Hetty is a member of the Allen family, decedent of the founders of the city of Houston. With all of the grandeur of the roaring 20’s, money and socialite prestige Hetty is on the brink of engagement to a very wealthy young man who would set her and her life for good. But upon meeting a mysterious stranger from Montana, Hetty must now decide her path. Does she do the right thing, as family, friends and society expect of her or does she throw her cards in with the exciting and fresh would-be wildcatter Garret. While Hetty has had enough of social dictates and decides to go with her heart, she still has much to learn about not only herself, but her family, her love, and her wild Texas land. She is one tough cookie though and through some expected and not so expected Miss Priss melt downs, she unlocks some amazing abilities, mysterious family secrets and discovers her own story along the way.
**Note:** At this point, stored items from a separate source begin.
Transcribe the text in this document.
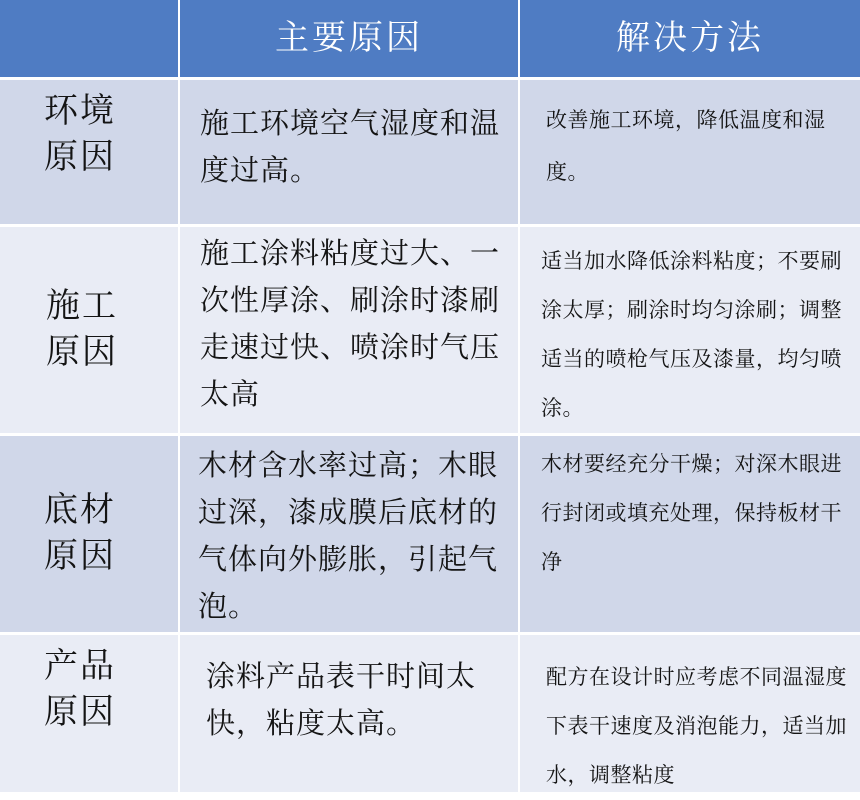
主要原因	解决方法
环境
原因
施工环境空气湿度和温度过高。
改善施工环境，降低温度和湿度。
施工
原因
施工涂料粘度过大、一次性厚涂、刷涂时漆刷走速过快、喷涂时气压太高
适当加水降低涂料粘度；不要刷涂太厚；刷涂时均匀涂刷；调整适当的喷枪气压及漆量，均匀喷涂。
底材
原因
木材含水率过高；木眼过深，漆成膜后底材的气体向外膨胀，引起气泡。
木材要经充分干燥；对深木眼进行封闭或填充处理，保持板材干净
产品
原因
涂料产品表干时间太快，粘度太高。
配方在设计时应考虑不同温湿度下表干速度及消泡能力，适当加水，调整粘度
The sweeping scenery was fantastic in my humble (cough) opinion. I found Hetty hard to sympathize with at times being Miss spoiled rich girl but at the same time always ended up coming to her side as she persevered through trials not common for someone of her original upbringing. The story was compelling and I enjoyed the read. I was transported for a time back to the decidedly extra grand Texas size lavishness of the 20’s which I can imagine was something to behold! The weaving of the tale kept me going through to the end and I was not disappointed. Overall I’d give 3 ¾ stars of 5. Read the Goodreads synopsis for more info because I’m trying not to give it all away here.